Kathy began running some time before we got married in 1993, but it was not until we came to North Shore in 1994 that she really started training. She started training because a group of women would meet after school and run through the neighborhoods. That group included Leonie O'Donohoe who works in the Middle School to this day as well as a PE teacher Edee Madsen and Mary Reyner the Director of Development. 

One day Kathy told me that the group had entered the Lake Country Marathon Team Relay. The Lake Country Marathon started in Zion and headed south through the communities in Lake County to Ravinia. A Marathon Team Relay meant that a team of five would each run 5 mile legs -- splitting the race up -- but the last leg would run 6.2 miles. 

Kathy agreed to run the first leg which I was happy about because that would give me an honest split for five miles. To my trained eye, I thought she was looking really good. I had given her almost no training advice. So this race would be an evaluation of true athletic talent -- a starting point for my future plans of first local, than national and finally international domination. 
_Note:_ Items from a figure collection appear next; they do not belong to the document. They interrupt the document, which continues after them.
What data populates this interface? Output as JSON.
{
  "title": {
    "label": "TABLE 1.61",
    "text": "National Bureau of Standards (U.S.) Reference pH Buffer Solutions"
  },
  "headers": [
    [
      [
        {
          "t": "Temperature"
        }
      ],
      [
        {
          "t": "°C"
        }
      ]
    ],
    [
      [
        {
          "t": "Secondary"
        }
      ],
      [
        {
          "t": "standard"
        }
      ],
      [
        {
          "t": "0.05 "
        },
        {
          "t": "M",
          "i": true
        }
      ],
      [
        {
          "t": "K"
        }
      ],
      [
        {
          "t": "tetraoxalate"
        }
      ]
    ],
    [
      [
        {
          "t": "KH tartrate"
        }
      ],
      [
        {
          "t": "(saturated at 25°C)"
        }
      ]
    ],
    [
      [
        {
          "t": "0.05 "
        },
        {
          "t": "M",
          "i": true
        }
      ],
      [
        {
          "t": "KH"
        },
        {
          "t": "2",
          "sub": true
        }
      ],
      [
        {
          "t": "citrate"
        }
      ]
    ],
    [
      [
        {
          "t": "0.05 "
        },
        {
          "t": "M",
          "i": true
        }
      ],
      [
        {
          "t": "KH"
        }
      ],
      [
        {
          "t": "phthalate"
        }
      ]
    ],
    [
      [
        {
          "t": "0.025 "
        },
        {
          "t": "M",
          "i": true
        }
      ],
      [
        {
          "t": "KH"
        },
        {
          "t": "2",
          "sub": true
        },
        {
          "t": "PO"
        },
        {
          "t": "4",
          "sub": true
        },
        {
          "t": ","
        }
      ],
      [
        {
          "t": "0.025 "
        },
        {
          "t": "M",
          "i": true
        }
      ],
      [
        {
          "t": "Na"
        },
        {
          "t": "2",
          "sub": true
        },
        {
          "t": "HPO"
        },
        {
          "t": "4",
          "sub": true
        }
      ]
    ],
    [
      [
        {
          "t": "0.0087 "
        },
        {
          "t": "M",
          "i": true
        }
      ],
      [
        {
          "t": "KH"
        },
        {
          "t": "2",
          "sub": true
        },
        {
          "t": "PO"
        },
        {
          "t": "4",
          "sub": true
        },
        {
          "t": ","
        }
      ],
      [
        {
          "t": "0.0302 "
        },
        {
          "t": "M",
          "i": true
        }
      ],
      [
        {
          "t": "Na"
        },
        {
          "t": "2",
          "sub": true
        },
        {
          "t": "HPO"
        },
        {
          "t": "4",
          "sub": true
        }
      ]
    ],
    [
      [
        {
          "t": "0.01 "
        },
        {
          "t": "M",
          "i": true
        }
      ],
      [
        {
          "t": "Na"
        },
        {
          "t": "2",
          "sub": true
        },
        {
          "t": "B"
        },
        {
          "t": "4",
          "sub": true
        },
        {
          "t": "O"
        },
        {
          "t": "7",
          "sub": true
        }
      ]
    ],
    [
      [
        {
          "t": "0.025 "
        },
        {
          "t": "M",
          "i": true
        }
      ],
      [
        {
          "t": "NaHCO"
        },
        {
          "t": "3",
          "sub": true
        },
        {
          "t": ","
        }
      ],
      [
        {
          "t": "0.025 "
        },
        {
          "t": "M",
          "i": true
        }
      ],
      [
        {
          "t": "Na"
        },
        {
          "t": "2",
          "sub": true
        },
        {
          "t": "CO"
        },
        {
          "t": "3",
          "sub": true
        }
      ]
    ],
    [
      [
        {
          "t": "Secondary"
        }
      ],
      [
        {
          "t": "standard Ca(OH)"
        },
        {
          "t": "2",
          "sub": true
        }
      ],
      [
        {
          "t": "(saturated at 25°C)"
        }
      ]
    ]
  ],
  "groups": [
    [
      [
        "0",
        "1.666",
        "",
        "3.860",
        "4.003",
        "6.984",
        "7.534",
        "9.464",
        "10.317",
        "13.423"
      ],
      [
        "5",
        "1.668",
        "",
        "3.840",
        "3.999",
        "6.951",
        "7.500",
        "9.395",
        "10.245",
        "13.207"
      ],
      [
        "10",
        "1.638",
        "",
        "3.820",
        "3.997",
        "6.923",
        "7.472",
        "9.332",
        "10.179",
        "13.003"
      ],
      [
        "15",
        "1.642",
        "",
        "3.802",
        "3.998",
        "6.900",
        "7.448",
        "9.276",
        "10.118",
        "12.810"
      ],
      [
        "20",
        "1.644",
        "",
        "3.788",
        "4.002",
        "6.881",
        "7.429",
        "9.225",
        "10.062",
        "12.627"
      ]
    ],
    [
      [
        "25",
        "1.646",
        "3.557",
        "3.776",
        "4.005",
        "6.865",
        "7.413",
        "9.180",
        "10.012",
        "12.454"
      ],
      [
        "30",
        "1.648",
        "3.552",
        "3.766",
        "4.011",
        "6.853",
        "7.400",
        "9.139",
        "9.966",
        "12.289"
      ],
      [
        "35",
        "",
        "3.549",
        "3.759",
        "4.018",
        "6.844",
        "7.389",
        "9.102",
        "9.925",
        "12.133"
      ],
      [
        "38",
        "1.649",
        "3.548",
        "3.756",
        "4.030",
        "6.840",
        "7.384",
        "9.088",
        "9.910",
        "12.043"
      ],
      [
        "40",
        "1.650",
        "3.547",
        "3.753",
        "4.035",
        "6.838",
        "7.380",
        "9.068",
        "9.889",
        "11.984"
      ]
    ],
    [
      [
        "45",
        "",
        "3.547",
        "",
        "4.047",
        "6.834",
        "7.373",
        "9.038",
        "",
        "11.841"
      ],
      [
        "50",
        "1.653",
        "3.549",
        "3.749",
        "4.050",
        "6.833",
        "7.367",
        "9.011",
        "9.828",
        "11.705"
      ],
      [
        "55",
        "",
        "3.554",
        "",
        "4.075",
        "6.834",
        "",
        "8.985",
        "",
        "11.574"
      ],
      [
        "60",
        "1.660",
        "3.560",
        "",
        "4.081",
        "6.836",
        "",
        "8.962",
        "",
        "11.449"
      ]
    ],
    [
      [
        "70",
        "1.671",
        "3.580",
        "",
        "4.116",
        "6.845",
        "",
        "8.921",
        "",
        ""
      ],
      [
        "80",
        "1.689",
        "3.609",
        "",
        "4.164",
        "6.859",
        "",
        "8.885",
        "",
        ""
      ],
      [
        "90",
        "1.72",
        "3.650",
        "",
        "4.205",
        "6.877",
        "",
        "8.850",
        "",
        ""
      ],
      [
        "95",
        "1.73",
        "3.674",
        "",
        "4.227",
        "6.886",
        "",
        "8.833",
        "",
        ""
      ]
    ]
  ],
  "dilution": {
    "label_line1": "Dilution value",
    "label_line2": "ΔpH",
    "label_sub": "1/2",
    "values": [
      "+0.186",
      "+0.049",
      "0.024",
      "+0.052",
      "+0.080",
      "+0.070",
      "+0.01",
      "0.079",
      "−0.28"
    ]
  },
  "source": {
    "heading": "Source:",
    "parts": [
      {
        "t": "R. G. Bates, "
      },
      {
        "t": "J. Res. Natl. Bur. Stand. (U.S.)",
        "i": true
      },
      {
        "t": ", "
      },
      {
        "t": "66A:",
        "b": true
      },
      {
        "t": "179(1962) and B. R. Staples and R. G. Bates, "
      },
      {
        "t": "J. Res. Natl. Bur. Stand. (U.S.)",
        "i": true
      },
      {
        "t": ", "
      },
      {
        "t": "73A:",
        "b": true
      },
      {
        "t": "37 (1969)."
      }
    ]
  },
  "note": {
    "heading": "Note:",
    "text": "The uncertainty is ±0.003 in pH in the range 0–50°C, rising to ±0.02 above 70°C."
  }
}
The date of the race was the last Sunday in April in 1995. It was a typical spring day in Chicago, cold and wet and Kathy woke up and told me "I don't think I am going to run. I am not feeling well." Seeing this as just nerves, I reverted to coach mode. I said these are just your nerves. You will get over them as we drive up there. Your team is depending on you. The first leg of every relay is the most important. The weather will get better. 

I was driving up to Zion anyway because I was running a Half Marathon associated with the day. So I finally convinced her to drive up with me and see how she feels when she got there. 

That was a long drive. But when we got there Kathy felt better. She agreed to give the race a try but she would start at the back of the pack. I was starting at the front and we agreed to meet up in Lake Bluff where the half marathon ended. 

When I saw her again in Lake Bluff, she had a big smile on her face and I asked what was your time for your five mile leg. She said 40 minutes. Wow, I thought. No coaching and she just ran a 40 minute 5 mile race starting at the back of the pack. I was right. She is an athlete. Now with some coaching I bet I can get her close to 30 minutes in a couple of months. 

As we drove home, I started dropping some thoughts of other races and she seemed actually pretty open to the idea. But that is only the beginning of this story. 

A week later, Kathy had gone to Cleveland to visit her sister and she called me from her sisters house and said, "do you know why I was feeling so bad on the morning of the race?" I said of course. It was just nerves. To which she said. "No it wasn't nerves. I am pregnant!"

That race was, to my knowledge, Kathy's last run. My hypothisis about her being an athlete was confirmed. But my plans for coaching my wife to international fame came to an end. 

Today, our family celebrates the birthday of the person who we first heard from on the day his mother ran her first and only race. John is 17. I may not have been successful in world running domination, but I think the end result was a lot better. Happy Birthday John!